Siber Suçluların Sıfırıncı Gün Saldırısını Farklı Şekillerde Kullanabilir
İstismar edecek bir sıfırıncı gün zafiyeti bulmak ve geliştirmek eskiden çok maliyetliydi. Dolayısıyla siber suçlular da genellikle saldırı bertaraf edilene kadar mevcut portföye yüklenirdi. Saldırı zeminin genişlemesi ve yapılan keşiflerin kolaylaşmasıyla potansiyel olarak istismar edilebilen sıfırıncı gün zafiyetleri de gün yüzüne çıkıyor. Yapay zeka fuzzing tekniği ve sıfırıncı gün madenciliği de sıfırıncı gün saldırılarının hacmini artırma potansiyeline sahip.
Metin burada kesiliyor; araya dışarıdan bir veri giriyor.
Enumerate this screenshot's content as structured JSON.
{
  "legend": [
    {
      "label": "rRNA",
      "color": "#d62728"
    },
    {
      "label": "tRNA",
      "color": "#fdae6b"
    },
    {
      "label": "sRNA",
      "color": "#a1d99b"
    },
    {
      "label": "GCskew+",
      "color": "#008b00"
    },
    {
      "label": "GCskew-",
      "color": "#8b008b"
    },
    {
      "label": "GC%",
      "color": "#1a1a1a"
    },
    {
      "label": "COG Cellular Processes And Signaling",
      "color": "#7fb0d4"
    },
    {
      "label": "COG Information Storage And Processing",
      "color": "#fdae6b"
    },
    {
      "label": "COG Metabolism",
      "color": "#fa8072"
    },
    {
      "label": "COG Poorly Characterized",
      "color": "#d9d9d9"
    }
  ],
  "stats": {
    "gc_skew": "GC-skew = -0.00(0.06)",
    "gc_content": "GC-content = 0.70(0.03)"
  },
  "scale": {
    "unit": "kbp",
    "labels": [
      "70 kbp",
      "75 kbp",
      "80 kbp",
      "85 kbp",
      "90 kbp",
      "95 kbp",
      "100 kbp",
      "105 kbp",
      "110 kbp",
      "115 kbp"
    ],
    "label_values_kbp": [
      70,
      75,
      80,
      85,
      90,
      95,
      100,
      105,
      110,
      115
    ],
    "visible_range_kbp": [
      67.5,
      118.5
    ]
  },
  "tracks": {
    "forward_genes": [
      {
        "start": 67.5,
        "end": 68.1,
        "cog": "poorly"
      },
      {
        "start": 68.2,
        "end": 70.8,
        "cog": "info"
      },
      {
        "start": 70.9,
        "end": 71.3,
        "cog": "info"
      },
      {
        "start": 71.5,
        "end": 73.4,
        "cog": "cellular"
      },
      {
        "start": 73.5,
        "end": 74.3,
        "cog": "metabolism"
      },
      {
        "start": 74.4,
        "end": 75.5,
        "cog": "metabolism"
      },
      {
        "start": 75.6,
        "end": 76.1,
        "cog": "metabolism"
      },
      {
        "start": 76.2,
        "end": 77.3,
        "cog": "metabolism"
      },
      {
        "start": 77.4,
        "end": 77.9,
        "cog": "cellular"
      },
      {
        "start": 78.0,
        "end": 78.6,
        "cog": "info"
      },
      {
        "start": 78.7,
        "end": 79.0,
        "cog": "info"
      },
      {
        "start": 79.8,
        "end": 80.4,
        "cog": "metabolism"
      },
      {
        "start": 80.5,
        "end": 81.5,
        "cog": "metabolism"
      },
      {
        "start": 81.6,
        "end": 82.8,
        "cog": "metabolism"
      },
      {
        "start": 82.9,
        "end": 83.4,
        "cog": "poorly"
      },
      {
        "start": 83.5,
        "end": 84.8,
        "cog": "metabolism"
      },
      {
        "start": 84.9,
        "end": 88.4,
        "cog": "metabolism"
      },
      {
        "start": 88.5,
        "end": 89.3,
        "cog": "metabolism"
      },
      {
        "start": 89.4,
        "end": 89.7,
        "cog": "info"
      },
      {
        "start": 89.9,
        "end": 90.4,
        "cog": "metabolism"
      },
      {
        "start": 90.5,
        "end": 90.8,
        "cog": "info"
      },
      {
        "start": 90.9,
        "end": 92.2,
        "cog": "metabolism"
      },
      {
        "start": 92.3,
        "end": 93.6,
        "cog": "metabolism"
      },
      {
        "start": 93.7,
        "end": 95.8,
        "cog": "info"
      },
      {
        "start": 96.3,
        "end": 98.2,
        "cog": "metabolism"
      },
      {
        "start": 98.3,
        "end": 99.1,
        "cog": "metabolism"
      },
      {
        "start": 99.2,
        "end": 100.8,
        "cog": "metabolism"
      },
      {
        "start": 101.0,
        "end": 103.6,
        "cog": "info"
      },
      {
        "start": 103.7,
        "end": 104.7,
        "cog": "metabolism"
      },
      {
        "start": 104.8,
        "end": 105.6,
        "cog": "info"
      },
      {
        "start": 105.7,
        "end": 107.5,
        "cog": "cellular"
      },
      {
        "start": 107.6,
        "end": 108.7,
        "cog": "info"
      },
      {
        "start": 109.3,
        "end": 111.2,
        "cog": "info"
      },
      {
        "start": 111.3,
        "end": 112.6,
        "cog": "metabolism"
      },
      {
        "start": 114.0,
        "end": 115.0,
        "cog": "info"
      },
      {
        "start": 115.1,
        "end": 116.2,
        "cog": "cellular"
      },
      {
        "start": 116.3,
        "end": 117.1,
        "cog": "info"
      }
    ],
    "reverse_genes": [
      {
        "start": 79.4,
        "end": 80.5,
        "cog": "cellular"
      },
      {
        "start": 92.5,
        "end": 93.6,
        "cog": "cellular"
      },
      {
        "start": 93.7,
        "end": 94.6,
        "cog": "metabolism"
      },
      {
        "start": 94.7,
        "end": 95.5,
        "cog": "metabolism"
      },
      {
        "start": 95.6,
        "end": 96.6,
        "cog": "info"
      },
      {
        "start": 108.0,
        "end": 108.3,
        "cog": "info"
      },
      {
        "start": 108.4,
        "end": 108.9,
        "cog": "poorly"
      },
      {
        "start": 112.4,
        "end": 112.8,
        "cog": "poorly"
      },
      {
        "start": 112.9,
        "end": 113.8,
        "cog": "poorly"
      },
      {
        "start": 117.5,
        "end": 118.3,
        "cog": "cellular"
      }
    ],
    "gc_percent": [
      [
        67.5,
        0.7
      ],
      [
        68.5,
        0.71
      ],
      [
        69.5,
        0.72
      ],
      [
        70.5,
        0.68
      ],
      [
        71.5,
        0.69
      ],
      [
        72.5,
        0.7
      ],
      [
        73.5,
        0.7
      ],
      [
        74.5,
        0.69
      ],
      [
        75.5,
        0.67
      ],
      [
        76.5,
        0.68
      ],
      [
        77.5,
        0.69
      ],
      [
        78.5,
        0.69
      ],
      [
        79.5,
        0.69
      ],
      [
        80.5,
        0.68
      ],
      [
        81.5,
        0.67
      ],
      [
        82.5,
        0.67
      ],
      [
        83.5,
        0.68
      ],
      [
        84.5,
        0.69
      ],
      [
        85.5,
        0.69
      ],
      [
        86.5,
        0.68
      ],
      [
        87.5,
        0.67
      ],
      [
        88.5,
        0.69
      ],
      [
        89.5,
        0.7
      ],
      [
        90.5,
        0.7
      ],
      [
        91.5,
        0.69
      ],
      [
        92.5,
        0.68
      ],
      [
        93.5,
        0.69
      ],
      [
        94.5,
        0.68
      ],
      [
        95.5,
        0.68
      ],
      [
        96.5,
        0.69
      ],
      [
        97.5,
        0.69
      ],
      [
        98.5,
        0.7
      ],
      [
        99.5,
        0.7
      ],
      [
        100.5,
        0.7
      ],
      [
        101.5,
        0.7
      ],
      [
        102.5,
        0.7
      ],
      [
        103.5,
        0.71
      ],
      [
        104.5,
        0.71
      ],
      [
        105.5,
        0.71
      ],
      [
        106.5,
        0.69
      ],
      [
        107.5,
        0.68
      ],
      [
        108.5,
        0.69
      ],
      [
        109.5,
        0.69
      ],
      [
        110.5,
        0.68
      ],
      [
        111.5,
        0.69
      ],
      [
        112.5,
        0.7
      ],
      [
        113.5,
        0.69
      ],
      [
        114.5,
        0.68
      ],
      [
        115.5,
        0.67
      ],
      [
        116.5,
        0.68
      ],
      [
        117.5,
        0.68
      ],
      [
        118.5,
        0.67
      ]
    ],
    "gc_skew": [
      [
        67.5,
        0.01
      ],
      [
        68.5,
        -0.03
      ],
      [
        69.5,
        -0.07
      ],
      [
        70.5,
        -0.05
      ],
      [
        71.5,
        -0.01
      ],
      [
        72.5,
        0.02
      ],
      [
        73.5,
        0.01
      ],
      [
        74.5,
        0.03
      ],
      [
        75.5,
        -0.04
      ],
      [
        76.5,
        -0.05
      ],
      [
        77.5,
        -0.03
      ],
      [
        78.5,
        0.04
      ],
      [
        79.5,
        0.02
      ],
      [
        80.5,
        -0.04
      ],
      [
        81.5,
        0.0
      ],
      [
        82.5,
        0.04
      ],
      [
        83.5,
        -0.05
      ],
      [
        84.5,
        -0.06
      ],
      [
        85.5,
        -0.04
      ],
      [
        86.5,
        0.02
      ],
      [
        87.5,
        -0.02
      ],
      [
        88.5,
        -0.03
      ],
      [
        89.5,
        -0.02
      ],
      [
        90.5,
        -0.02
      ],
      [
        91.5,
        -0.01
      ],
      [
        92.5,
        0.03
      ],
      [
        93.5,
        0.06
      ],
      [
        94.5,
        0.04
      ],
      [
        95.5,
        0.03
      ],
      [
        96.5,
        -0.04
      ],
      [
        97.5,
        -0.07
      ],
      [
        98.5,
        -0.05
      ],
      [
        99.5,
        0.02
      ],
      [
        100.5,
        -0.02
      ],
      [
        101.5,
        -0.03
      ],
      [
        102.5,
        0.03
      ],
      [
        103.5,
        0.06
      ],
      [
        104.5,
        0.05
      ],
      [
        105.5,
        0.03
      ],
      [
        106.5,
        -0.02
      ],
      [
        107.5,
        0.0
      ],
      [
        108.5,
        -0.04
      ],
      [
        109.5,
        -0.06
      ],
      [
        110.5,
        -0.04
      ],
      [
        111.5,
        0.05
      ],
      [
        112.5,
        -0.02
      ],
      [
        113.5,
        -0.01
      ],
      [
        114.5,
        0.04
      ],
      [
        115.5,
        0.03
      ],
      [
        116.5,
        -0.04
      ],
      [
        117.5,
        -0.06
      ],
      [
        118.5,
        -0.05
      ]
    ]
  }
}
Bu trende karşı çıkabilmek için güvenlik önlemlerinin yerinde olması gerekiyor.
Fortinet Bölge Teknoloji Direktörü Melih Kırkgöz konuyla ilgili şunları söyledi:
“Siber saldırganların elde ettiği birçok başarının arkasında genişleyen saldırı zemininden ve dijital dönüşüm sonucunda ortaya çıkan güvenlik boşluklarından faydalanma özellikleri yatıyor. Çok yakın zamanda saldırganların saldırı metodolojileri, öncü yapay zeka ve toplu saldırı teknolojileriyle daha akıllı hale geldi. Öte yandan kurumlar da siber suçluların onları hedef almak için kullandığı teknolojileri kendilerini savunmak için kullanırsa yakın zamanda bu gidişat değişecek. Nesnelerin İnterneti’nden dinamik bulutlara birçok sınırın yanı sıra ağ bölümlerinde koruma ve görünürlük için kurumların kapsamlı, entegre ve otomatik olan birleşik bir yaklaşım benimsemesi gerekiyor.”